The PEOPLE of the State of New York, Respondent, v. Robert JONES, Appellant.
Appeals (1) from a judgment of the Supreme Court (Teresi, J.), rendered May 23, 2002 in Albany County, upon a verdict convicting defendant of the crime of criminal possession of a weapon in the third degree, and (2) by permission, from an order of said court, entered January 9, 2003 in Albany County, which denied defendant's motion pursuant to CPL 440.10 to vacate the judgment of conviction, without a hearing.
On October 9, 2001 in the City of Albany, police officer Brad Connors observed a truck turn onto Knox Street without using a turn signal. As a consequence, Connors pulled the vehicle over and requested identification from the female driver. When the driver was unable to provide identification and admitted that her driver's license was suspended, Connors began eliciting information from the two passengers in the vehicle, which included defendant.
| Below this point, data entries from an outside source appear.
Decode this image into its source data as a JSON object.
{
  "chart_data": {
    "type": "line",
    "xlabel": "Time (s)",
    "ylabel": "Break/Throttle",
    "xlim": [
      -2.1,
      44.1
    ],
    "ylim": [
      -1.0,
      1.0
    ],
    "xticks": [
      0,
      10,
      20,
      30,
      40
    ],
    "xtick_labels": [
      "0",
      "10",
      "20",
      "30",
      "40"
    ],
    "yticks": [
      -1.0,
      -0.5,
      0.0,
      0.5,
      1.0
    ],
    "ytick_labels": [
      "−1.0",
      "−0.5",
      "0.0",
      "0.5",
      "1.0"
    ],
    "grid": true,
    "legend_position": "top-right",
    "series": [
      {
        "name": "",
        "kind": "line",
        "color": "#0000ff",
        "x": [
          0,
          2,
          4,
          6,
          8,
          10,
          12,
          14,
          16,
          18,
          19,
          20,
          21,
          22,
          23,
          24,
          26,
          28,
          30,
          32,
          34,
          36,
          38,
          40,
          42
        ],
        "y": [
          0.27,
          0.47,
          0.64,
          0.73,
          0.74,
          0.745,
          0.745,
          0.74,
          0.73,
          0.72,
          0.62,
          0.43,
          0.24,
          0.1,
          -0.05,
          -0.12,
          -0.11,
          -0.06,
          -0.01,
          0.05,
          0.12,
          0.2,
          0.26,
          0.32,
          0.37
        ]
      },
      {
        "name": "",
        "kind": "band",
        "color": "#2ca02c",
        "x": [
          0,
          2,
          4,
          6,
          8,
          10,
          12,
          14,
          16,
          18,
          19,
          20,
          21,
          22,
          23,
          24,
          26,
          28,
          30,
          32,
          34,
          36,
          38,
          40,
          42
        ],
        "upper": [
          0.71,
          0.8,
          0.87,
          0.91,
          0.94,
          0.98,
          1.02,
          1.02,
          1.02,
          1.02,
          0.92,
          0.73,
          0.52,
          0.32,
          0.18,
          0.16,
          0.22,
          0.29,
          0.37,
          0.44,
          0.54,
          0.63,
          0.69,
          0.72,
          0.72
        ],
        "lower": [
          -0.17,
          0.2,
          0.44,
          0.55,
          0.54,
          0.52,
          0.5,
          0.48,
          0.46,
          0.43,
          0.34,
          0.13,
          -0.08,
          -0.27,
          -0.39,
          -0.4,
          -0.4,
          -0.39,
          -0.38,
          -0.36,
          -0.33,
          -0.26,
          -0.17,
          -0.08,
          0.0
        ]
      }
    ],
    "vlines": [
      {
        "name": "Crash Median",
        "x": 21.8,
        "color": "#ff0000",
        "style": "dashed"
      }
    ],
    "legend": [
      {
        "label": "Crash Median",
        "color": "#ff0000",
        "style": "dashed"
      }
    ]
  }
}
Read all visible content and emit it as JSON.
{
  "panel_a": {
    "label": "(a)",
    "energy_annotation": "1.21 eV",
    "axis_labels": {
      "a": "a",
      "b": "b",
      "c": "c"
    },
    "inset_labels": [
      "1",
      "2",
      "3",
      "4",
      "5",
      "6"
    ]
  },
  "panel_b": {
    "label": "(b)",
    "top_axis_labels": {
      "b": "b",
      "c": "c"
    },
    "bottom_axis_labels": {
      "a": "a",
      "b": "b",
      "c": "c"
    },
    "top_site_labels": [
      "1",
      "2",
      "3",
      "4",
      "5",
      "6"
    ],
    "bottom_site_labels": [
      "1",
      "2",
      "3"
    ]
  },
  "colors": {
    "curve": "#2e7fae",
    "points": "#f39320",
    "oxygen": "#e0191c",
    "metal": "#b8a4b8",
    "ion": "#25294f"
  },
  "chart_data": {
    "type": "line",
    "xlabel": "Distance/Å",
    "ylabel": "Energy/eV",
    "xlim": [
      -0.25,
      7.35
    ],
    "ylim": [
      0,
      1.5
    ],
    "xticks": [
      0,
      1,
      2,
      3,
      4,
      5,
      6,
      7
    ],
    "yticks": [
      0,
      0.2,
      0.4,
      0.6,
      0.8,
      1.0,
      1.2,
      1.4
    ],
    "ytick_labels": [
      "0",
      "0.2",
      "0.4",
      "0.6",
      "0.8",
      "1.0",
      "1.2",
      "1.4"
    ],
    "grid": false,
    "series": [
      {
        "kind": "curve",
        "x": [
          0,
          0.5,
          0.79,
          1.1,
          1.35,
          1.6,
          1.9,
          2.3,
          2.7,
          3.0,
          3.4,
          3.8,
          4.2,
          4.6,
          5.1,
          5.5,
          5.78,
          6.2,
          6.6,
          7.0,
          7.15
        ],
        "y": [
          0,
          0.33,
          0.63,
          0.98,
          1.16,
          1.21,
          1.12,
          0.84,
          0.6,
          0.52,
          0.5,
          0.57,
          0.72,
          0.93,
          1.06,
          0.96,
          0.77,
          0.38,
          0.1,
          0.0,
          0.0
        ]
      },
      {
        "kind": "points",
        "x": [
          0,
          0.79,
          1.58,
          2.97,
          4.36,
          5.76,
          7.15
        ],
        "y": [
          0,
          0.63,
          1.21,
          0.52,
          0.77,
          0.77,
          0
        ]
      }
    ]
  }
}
Following a background check, which revealed the existence of an active arrest warrant for defendant, he was placed under arrest. A search incident to that arrest disclosed a fully loaded banana clip, which was found to be compatible with a .22 caliber pistol subsequently found in the vehicle on the floorboard where defendant had been seated. As a consequence, defendant was indicted and charged with criminal possession of a weapon in the third degree. Following a jury trial, defendant was convicted as charged and sentenced to seven years' imprisonment. Defendant thereafter moved to vacate his conviction, which motion was denied without a hearing. Defendant now appeals from his conviction and the denial of his motion to vacate that conviction.
Initially, defendant contends that because he was not the driver of the truck, the police had no authority to question him and, thus, his ultimate arrest was unlawful. We note first that inasmuch as defendant did not challenge the legality of his arrest by way of a motion to suppress, the issue is not preserved for appellate review (see People v. Lancaster, 272 A.D.2d 719, 719-720, 708 N.Y.S.2d 182  ). In any event, were we to consider defendant's contention, we would find it meritless. Where, as here, a police officer makes a legitimate traffic stop, a request for identification of a passenger constitutes a minimal intrusion that is reasonable where the driver is unable to provide identification or a valid driver's license (cf. People v. Vazquez, 135 A.D.2d 896, 897-898, 522 N.Y.S.2d 294 ; see People v. Tejada, 270 A.D.2d 655, 656, 704 N.Y.S.2d 365 , lv. denied 95 N.Y.2d 805, 711 N.Y.S.2d 173, 733 N.E.2d 245  ).
Defendant next asserts numerous acts of alleged prosecutorial misconduct, which he claims prejudiced him to such extent as to deprive him of his right to a fair trial. Again, we note that no objections were made regarding such alleged misconduct, thus not preserving the claims for appellate review (see People v. Marshall, 2 A.D.3d 1157, 1158, 768 N.Y.S.2d 703 , lv. denied 2 N.Y.3d 743, 778 N.Y.S.2d 468, 810 N.E.2d 921  ). In any event, were we to consider defendant's claims, we would find them to be without merit. We have considered the remainder of defendant's arguments and find them equally unavailing.
ORDERED that the judgment and order are affirmed.
CREW III, J.
CARDONA, P.J., MUGGLIN, ROSE and LAHTINEN, JJ., concur.